Com sua voz grave e rouca, entrecortada com a respiração difícil por causa do enfisema pulmonar, ela respondeu:
"Deus te abençoe, minha filha!"
"Como a senhora tá?" Perguntei.
"Acho que dessa vez eu não aprumo mais não!" Respondeu.
Não aprumou. Morreu dias depois.
Uma vez, briguei na rua, como diz o menino, "por causa de homem". Em plena praça de Baldim, festa do padroeiro, cortejo de congado. Como no poema "Briga no beco" de Adélia Prado, "ajuntou gente, escureceu o sol, a poeira adensou como cortina". Eu só recobrei os sentidos quando ouvi o choro do menino. Todo mundo recriminou:
"Como assim, uma socióloga brigando no meio da praça e por causa de homem"?
Até sobrinho-neto, adolescente na época, aconselhou:
"Tia, você não pode deixar sentimento te dominar assim não."
Ouvi calada, arrasada.
Eu, brigara na praça.
Quando cheguei em casa, cabelo desalinhado, roupa suja amassada, pensei que mamãe ia me bater. Lembrei do poema de Adélia. Entre soluços, os olhos vermelhos, disse:
"Era uma fêmea ofendida, mãe!"
Ela olhou dentro do meu olho e disse:
"Eu te entendo, minha filha!"
A abracei, ali mesmo, no meio da rua, e chorei, chorei "até a cratera exauri-se".
Depois, ela saiu andando pelas ruas de Baldim, procurando quem tinha afrontado filha sua. Felizmente, não encontrou ninguém.
De outra feita, eu, numa relação abusiva, depois de sofrer agressão física pela segunda vez, resolvi contar.

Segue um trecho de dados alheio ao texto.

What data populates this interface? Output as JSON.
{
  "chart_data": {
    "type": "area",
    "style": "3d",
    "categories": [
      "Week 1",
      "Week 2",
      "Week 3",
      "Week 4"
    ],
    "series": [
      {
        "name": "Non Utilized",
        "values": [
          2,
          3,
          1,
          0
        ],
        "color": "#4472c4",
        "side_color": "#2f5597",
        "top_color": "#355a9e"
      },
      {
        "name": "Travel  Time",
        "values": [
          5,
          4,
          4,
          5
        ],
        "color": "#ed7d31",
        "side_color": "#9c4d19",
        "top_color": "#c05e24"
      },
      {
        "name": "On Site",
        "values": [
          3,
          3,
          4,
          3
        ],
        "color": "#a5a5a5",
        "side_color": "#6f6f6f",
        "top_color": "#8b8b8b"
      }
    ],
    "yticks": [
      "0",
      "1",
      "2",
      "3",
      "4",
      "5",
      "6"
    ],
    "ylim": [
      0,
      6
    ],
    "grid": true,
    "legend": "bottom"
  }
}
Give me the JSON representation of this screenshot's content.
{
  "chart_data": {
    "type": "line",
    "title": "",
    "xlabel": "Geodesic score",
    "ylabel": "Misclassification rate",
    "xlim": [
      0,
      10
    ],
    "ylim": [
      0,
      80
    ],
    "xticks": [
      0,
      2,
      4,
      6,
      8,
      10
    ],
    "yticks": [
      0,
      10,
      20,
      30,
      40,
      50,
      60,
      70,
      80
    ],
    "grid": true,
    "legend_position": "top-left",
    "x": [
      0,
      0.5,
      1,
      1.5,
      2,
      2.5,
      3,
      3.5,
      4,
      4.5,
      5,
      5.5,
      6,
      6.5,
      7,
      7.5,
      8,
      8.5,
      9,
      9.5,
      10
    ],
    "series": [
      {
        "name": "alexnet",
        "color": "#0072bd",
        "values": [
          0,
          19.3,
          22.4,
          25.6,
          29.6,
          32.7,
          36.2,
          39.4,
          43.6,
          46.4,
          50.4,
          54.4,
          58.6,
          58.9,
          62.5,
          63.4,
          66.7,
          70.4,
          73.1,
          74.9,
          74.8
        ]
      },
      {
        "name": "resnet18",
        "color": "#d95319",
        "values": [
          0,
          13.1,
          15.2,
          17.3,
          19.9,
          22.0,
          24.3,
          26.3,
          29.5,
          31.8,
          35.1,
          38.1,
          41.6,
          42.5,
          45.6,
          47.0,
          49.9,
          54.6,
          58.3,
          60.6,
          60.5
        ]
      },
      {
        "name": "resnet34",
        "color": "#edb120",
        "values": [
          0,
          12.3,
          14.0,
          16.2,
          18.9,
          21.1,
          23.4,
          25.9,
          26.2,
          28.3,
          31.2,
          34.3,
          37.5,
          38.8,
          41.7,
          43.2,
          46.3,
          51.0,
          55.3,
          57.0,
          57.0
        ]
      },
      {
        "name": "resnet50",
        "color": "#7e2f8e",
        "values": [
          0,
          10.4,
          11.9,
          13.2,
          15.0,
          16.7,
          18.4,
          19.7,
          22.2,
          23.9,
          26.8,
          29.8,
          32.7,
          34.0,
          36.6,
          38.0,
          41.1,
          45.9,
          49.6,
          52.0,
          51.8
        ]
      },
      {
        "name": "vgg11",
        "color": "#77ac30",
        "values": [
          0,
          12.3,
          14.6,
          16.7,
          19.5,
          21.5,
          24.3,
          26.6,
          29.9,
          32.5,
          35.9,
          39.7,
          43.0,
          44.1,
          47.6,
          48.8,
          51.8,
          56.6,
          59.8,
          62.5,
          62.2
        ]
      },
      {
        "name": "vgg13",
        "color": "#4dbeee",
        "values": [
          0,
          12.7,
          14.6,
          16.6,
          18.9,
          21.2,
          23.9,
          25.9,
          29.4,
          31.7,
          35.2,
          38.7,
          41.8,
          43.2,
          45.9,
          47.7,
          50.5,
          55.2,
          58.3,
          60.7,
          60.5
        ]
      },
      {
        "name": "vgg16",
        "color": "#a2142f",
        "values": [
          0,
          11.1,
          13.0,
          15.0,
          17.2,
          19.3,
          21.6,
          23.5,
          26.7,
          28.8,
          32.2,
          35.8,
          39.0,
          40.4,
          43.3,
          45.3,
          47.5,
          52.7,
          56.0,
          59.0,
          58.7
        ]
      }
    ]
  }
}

Meu irmão caçula, na época com uns 15 anos, disse:
"Eu mato aquele desgraçado!".
Mamãe pegou um espeto de churrasco e numa cena de comédia pastelão gritava:
"Ele que não apareça aqui, que furo ele todo."
Minhas irmãs choraram.
Me senti amada, acolhida, mas ainda não estava pronta para uma separação. Minha razão dizia para eu não voltar, mas meu coração desejava o contrário. Desesperada, pedi:
"Me amarrem ao pé dessa mesa, mas não me deixem voltar." Como a mulher do "Caso do vestido", do Drummond, pensei na morte, mas a morte não chegava. Mamãe, vendo minha tristeza, consolava:
"A gente sobrevive, minha filha. Olhe pra mim! Mulher não precisa viver sob domínio de homem, não. Ainda mais homem ruim".
Eu, sofria.
Não conseguindo verbalizar o que sentia, cantei para ela:
"Disseste que se tua voz tivesse força igual
À imensa dor que sentes
Teu grito acordaria
Não só a tua casa
Mas a vizinhança inteira"
Ela então, me pegou pela mão e foi junto atrás do motivo de tanta dor. Algumas irmãs choraram, não acreditaram que depois de tudo, eu reataria.
"Pode esquecer que sou sua irmã", ouvi de uma.
Mamãe, de novo, me olhou nos olhos e disse:
"Qualquer decisão que você tomar, continuará sendo minha filha."
Tempos depois, aprendi com o feminismo que essa cumplicidade que tínhamos uma com a outra se chama sororidade. Mais que mãe e filha, éramos duas mulheres com histórias de vida muito parecidas. Mamãe, pacientemente, me esperou estar pronta.
E, anos mais tarde, quando mostrei a ela, a certidão da averbação da separação, ela sorriu e disse:
"Vamos comemorar!"
E passou um café para nós.

Fechado para almoço

Estou com medo. Como Neo, no filme Matrix, meu sentimento é que estou diante de Morpheus, o deus do sono, que me estende as mãos com as duas pílulas: a azul que me permite continuar iludido; ou a vermelha, que me abrirá os olhos para conhecer a verdade do que está por trás desse mundo que, de repente, se descortinou aos nossos olhos. Quero uma consulta com o oráculo para me orientar, mulher de pouca fé, que sou. Daí, lembro do escritor do Capão Redondo, Ferréz e de seu livro que não me sai da cabeça, "Deus foi almoçar". O romance narra a história de um homem que se vê sozinho, desamparado, depois da separação da mulher e filha. Ferréz disse que quando teve a ideia para o livro, imaginou Deus como um comerciante que fechou as portas do seu estabelecimento para almoçar. Portanto, não adianta pedir, porque ele está em horário de almoço e a hora do alimento, como sabemos, é sagrada. Daí, eu lembro de outro livro que também tem me perseguido  nesses dias: "O evangelho segundo Jesus Cristo", de Saramago, na cena emblemática do diálogo entre Deus e o Diabo:

"Diabo: Não me aceitas, não me perdoas?

Deus: Não te aceito, não te perdoo, quero-te como és, e, se possível, ainda pior do que és agora.

Diabo: Porquê?

Deus: Porque este Bem que eu sou não existiria sem esse Mal que tu és, um Bem que tivesse que existir sem ti seria inconcebível, a um tal ponto que nem eu posso imaginá-lo, enfim, se tu acabas, eu acabo, para que eu seja o Bem, é necessário que tu continues a ser o Mal, se o Diabo não vive como Diabo, Deus não vive como Deus, a morte de um seria a morte do outro."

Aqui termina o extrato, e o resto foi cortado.